Lo biográfico y lo literario se combinan equilibradamente en la escritura contundente y la lectura perspicaz, con un enfoque en el que pesa de manera determinante la condición de novelista de Auster, que hace una iluminadora lectura de la obra de Crane desde la perspectiva de un narrador que suma a su bien conocido oficio la perspicacia crítica y su clarividencia de lector privilegiado para levantar esta obra monumental que combina la investigación biográfica y la evocación del contexto histórico con el análisis literario.

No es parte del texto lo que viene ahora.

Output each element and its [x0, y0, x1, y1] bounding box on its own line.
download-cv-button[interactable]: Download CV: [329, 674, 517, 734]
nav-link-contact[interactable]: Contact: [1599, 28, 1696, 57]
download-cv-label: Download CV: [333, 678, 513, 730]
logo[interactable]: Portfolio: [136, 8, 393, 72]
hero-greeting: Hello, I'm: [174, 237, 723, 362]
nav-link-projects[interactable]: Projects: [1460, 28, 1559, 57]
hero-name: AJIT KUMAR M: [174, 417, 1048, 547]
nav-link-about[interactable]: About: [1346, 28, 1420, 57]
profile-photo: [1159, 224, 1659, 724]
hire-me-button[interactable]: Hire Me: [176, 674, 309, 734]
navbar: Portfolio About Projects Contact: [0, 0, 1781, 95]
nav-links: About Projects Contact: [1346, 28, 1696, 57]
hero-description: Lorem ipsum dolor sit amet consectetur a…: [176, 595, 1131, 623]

Más de mil páginas entusiastas escritas con la espléndida prosa de Auster, un narrador que habla de otro al que admira sin reservas y sobre el que construye una biografía que se apoya en muchos textos de Crane, autor de una obra maestra como La roja insignia del valor, de dos novelas cortas, de más de treinta relatos, dos colecciones de poemas y dos centenares largos de artículos periodísticos. Así resume Auster la breve trayectoria de aquel “muchacho fogoso de rara precocidad a quien se le cerró el paso antes de alcanzar la plenitud de la edad adulta”:

El 28 de septiembre [de 1886], a solo unas manzanas de donde pronto viviría Crane en Manhattan, murió Herman Melville, sin lectores y casi olvidado. El 10 de noviembre, a miles de kilómetros, en Francia, al este de Marsella, moría Arthur Rimbaud a los treinta y siete años. Veintisiete días después, la madre de Crane moría de cáncer a los sesenta y cuatro años. Al escritor en ciernes solo le quedaban ocho años y medio de vida, pero en ese breve tiempo produjo una obra maestra en forma de novela (La roja insignia del valor), dos novelas cortas exquisitas y audazmente concebidas (Maggie: una chica de la calle y El monstruo), cerca de tres docenas de relatos de irreprochable brillantez (entre ellos «El bote abierto» y «El hotel azul»), dos recopilaciones de algunos de los poemas más extraños y feroces del siglo XIX (Los jinetes negros y War is Kind [«La guerra es buena»]), y más de doscientos artículos periodísticos, muchos de ellos tan buenos que están a la altura de su obra literaria.

A ese Crane que “ciento veinte años después de su muerte, sigue ardiendo” lo define Auster como “el primer modernista norteamericano, el principal responsable de cambiar el modo en que vemos el mundo a través de la lente de la palabra escrita”, porque “constituye la respuesta norteamericana a Keats y Shelley, a Schubert y Mozart, y si hoy continúa tan vivo como ellos, es porque su obra no ha envejecido”.

Un Crane que evoca y reivindica Auster en estas líneas al final de su libro:

No era nadie. Y luego fue alguien. Muchos lo adoraban, muchos lo despreciaban, y luego desapareció. Lo olvidaron. Volvieron a recordarlo. De nuevo lo olvidaron. Otra vez lo recordaron, y ahora, mientras escribo las últimas palabras de este libro en los primeros días de 2020, sus obras se han vuelto a olvidar. Es una época oscura para Estados Unidos, sombría en todas partes, y como ocurren tantas cosas que erosionan nuestras certezas sobre quiénes somos y a dónde nos dirigimos, tal vez haya llegado el momento de sacar de su tumba al muchacho fogoso y empezar a recordarlo de nuevo. La prosa aún restalla, la mirada sigue traspasando, la obra todavía escuece. ¿Nos importa eso aún? En caso afirmativo, y solo cabe esperar que sí, debe prestarse atención.